CICCALE 6: si potrebbe dire che non è difficile marcare gli attaccanti in un pomeriggio così ma sicuramente se non toccano palla i meriti sono i suoi.
CHORNOPYSHCHUK 6,5: non si fa in tempo a pronunciarne il nome che ti ha già rubato il tempo, partita alla “Pippo Inzaghi” e lui il gol decisivo lo aveva siglato.
TITONE 7: marcato bene da Gioielli ma lui è Re Mida, svaria, si gira, lotta e quando si libera inventa due assist con su scritto: “Spingimi”, il migliore in campo.
PANICHELLI S.V: uscito per infortunio al 18’.
BITTOLO 6,5: dove c’è palla c’è Bittolo e non è un caso, l’unico neo quel palo al 118’ che gli rimarrà in mente per molto.
MERZOUG 5: esterno dribblomane che si scarica subito dopo un paio di sgasate, isolato e poi sostituito quando ormai quel poco che aveva dato non era abbastanza.
EMILIOZZI 5,5: poco coinvolto, dei suoi è quello che si nota meno, non in giornata.
SEYFULLAY (64’) 5: Buratti lo inserisce sperando che sia diverso da Merzoug, del quale è praticamente il gemello in campo.
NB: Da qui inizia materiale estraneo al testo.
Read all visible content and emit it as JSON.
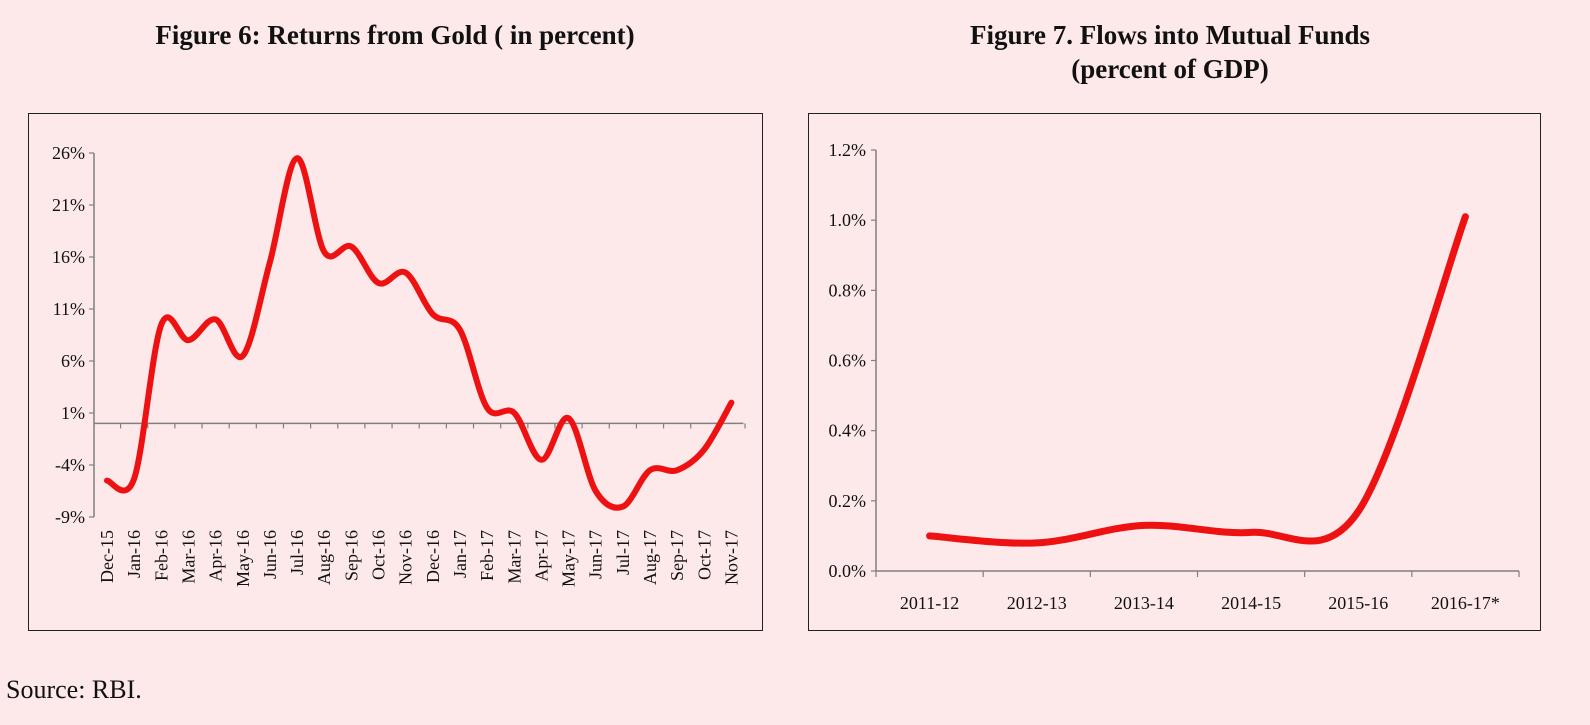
{
  "charts": {
    "fig6_title": "Figure 6: Returns from Gold  ( in percent)",
    "fig7_title_line1": "Figure 7. Flows into Mutual Funds",
    "fig7_title_line2": "(percent of  GDP)"
  },
  "source": "Source: RBI.",
  "colors": {
    "line": "#ee1111",
    "axis": "#808080",
    "background": "#fde9ea"
  },
  "chart_data": [
    {
      "type": "line",
      "title": "Figure 6: Returns from Gold  ( in percent)",
      "xlabel": "",
      "ylabel": "",
      "categories": [
        "Dec-15",
        "Jan-16",
        "Feb-16",
        "Mar-16",
        "Apr-16",
        "May-16",
        "Jun-16",
        "Jul-16",
        "Aug-16",
        "Sep-16",
        "Oct-16",
        "Nov-16",
        "Dec-16",
        "Jan-17",
        "Feb-17",
        "Mar-17",
        "Apr-17",
        "May-17",
        "Jun-17",
        "Jul-17",
        "Aug-17",
        "Sep-17",
        "Oct-17",
        "Nov-17"
      ],
      "series": [
        {
          "values": [
            -5.5,
            -5.3,
            9.5,
            8.0,
            10.0,
            6.5,
            15.5,
            25.5,
            16.5,
            17.0,
            13.5,
            14.5,
            10.5,
            9.0,
            1.5,
            1.0,
            -3.5,
            0.5,
            -6.5,
            -8.0,
            -4.5,
            -4.5,
            -2.5,
            2.0
          ]
        }
      ],
      "yticks": [
        "26%",
        "21%",
        "16%",
        "11%",
        "6%",
        "1%",
        "-4%",
        "-9%"
      ],
      "ylim": [
        -9,
        26
      ],
      "baseline": 0,
      "grid": false
    },
    {
      "type": "line",
      "title": "Figure 7. Flows into Mutual Funds (percent of  GDP)",
      "xlabel": "",
      "ylabel": "",
      "categories": [
        "2011-12",
        "2012-13",
        "2013-14",
        "2014-15",
        "2015-16",
        "2016-17*"
      ],
      "series": [
        {
          "values": [
            0.1,
            0.08,
            0.13,
            0.11,
            0.17,
            1.01
          ]
        }
      ],
      "yticks": [
        "1.2%",
        "1.0%",
        "0.8%",
        "0.6%",
        "0.4%",
        "0.2%",
        "0.0%"
      ],
      "ylim": [
        0,
        1.2
      ],
      "grid": false
    }
  ]
}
PAMPANO (18’) 7: il secondo migliore in campo, sulla destra è un treno ma di prima classe, agile e stilisticamente bello nei dribbling, colpisce una traversa negli ultimi minuti dei tempi regolamentari che lo avrebbe reso un eroe.
ROMAGNOLI (75’) 6
BERRETTONI (98’) S.V
MORICONI (106’) S.V

ALL: BURATTI 6,5: cosa può imputare alla sua squadra? Hanno tutti dato il massimo ed hanno creato tantissimo, il merito va a lui, escono sconfitti ma meritavano decisamente di più, i tifosi non possono che essere fieri di lui.